Anything I can do - just ask… Oh sorry I am busy on Friday…and Saturday…and Sunday…in fact every day you need help…
Oh a Carer - wow it must be great not having to work and get all those benefits…
See what you started @Victoria_1806 - you’ve opened the floodgates. Wait til others see this thread in the morning. I bet @Charlesh47 has quite a few he will add even though it will be Sunday+1
whisky tango foxtrot - Such a relief it’s not just me feeling the frustration of clichés, passing platitudes and disconnected, unempathetic statements!!!
Oh NO not just you - I so want to tell many people to Foxtrot Oscar, but they would just get the hump and think I was being rude - not realising what patronising b*stards they have been.
The friend who very generously and kindly took us away for a weekend break at the end of Feb told me he ONLY did it to prove we can go away… What he didn’t see was the state Graham was in by the time we got home after 3 days and the total exhaustion I suffered… But he only saw what he wanted - us enjoying a couple of days away and putting on brave faces so we didn’t offend him.
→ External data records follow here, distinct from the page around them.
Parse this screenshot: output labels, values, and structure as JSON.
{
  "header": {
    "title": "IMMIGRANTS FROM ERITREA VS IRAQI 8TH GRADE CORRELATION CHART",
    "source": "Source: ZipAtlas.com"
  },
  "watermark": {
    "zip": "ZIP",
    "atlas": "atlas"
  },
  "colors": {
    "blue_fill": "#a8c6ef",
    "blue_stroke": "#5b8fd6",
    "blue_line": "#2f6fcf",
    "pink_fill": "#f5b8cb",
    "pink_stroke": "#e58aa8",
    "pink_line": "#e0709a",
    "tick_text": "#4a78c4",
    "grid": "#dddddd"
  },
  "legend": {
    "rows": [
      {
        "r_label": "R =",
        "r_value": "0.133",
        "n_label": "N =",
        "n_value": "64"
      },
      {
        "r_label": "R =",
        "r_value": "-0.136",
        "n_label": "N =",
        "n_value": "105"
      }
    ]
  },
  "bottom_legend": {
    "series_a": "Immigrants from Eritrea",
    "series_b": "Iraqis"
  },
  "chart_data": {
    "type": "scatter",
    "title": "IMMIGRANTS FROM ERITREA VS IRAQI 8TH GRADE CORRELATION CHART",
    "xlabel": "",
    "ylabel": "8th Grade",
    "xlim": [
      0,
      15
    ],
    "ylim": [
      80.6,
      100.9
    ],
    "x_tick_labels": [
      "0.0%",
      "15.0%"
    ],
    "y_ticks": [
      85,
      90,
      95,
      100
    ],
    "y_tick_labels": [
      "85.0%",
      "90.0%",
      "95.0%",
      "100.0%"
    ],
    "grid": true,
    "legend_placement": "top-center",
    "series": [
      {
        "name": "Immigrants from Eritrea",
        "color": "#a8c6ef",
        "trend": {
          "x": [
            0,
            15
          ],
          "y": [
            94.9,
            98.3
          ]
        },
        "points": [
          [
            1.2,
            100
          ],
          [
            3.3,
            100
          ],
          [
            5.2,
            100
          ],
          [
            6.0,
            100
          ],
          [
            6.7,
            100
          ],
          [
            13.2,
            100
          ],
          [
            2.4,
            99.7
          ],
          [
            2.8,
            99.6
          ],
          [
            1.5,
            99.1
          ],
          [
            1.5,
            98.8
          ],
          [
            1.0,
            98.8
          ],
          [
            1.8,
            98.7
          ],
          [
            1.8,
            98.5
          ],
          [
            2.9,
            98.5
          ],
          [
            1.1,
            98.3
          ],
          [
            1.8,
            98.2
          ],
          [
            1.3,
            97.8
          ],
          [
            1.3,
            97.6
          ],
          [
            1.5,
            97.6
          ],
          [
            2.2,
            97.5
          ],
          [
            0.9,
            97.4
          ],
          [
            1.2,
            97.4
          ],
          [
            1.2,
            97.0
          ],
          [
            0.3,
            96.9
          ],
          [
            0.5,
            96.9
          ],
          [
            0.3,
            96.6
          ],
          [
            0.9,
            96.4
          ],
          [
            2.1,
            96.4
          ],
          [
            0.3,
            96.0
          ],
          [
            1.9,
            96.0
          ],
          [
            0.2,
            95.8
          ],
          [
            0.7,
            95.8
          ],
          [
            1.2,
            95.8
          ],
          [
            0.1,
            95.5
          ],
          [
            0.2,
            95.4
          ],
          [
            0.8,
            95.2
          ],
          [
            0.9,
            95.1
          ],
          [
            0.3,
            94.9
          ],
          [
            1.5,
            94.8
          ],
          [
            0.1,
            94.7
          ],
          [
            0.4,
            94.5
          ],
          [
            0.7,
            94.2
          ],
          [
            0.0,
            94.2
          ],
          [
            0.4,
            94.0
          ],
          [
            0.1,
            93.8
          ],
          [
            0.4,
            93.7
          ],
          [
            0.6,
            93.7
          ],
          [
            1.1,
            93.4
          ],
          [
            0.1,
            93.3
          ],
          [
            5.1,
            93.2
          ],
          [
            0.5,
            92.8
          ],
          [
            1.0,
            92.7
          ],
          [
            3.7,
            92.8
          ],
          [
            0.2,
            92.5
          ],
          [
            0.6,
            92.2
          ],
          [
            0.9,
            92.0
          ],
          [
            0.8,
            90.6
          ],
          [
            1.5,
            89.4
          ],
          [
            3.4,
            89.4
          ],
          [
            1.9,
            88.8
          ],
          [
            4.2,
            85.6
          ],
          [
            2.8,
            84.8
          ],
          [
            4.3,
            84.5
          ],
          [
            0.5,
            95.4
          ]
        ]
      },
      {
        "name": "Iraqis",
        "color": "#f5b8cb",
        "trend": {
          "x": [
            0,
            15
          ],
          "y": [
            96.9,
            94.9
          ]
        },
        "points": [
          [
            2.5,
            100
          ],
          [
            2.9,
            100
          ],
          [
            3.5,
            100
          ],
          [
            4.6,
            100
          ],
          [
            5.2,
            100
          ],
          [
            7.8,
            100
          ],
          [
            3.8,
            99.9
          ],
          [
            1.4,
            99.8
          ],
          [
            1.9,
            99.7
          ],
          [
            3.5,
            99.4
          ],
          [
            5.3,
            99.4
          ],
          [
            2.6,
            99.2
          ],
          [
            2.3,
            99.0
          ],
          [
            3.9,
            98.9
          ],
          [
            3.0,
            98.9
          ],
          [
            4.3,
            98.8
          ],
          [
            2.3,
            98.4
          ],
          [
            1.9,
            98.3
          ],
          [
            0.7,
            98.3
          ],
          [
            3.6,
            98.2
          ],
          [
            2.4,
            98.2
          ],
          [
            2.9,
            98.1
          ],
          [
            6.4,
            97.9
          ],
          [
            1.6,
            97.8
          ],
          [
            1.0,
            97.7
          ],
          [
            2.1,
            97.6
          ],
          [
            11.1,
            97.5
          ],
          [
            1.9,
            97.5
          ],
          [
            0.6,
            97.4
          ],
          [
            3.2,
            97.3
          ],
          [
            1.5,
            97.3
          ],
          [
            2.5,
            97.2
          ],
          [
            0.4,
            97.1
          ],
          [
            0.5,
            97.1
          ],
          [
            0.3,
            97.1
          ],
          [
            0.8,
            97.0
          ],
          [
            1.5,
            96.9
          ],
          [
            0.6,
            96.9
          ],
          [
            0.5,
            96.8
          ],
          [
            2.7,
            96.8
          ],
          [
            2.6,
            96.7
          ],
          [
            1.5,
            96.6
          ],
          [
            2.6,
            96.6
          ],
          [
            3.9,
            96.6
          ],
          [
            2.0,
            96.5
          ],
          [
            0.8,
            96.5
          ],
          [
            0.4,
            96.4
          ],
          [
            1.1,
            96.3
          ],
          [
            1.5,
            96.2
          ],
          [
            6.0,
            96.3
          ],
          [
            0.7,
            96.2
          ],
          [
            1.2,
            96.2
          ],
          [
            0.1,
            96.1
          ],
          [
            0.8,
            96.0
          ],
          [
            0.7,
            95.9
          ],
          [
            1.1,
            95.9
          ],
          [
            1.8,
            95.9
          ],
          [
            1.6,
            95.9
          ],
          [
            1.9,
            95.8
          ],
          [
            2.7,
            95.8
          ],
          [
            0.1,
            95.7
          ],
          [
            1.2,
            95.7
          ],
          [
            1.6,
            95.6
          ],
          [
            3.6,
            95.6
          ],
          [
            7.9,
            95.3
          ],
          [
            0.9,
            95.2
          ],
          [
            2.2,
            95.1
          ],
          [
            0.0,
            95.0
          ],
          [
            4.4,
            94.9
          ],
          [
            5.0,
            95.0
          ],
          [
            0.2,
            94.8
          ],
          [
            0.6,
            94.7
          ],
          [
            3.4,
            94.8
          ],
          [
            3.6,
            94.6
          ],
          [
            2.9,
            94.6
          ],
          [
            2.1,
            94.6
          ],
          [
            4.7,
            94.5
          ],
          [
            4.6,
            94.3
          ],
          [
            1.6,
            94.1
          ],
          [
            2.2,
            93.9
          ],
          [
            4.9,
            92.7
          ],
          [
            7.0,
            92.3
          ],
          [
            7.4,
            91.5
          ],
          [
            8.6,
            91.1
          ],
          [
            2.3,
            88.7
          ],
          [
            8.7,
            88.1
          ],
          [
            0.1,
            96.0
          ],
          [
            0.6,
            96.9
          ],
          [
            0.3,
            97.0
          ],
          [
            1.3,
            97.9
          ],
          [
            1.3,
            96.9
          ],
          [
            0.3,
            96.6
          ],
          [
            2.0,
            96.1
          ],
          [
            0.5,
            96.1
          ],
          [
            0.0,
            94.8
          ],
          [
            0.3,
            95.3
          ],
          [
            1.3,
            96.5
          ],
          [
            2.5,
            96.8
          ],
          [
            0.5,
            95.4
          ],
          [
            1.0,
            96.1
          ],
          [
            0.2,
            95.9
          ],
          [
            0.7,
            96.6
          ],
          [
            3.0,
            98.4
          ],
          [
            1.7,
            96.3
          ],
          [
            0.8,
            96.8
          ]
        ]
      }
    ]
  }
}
So many don’t SEE because they don’t look or do not want to see!!! He came and ‘sat’ for G for two hours once when I went to the gym when G was having a bad week. All he did was talk constantly and I got home to find G a total utter wreck because he cannot cope with 2 hours solid talk…
puts soapbox in cupboard so everyone else can find it
Of course there is always the comment.
Well if you don’t like being a Carer get someone else to do it…It was your choice after all
perhaps the flipside of having less friends-supporting is that it’s exhausting having to explain our choices and caring and everything, so natural attrition on both sides slips in…
the ex-colleagues crowd are mostly can-doers so I used to get a lot of ‘have you tried xyz…and abcdefgh…’ - uhhhh explaining how i tried and tested each and every - thing just became too tiring…Everyone wants to be the savior hero …
there’s a saying (I forget the provenance) - some people listen to hear (carers) Others listen to reply…OR one-up OR prove they’re better…
stepping off the soapbox…and reaching for the camomille tea…
I was lucky enough to avoid a lot of this once I started work at the carers centre. Before that, though, I did get the comments from my father in law about how being a carer “beats working for a living.” Bearing in mind that he was 15 years caring for his wife at the time and had only just “retired” from being on benefits as a carer.
There was the social services lead for carers in the late 1990s who spoke to an audience of mainly carers about there being no reason why they couldn’t apply for jobs in the care industry. Gill and a carer friend of hers pointed out that they were capable of much more than being “bum wipers”, which was very much the sort of thing he had meant (you had to be there). To be fair, he sat with them over lunch and listened to what they had to say. It didn’t really change anything in terms of the attitude of the authorities.
Fast forward two years: Gill became a carers’ advocacy worker. And was very good at it. Her friend started work a year later - as a carers worker in one of the Leicestershire districts. She did the job for 12 years before moving on to other work. So maybe that meeting made them that bit more determined?
Yes been ‘subjected’ to many of the comments above. Most amusing was ‘It must be so nice to be able to read books all day’. Sadly I think one has to be a Carer for several years to really ‘get it’. In my case, I literally have no choice if I want to keep my home and cats.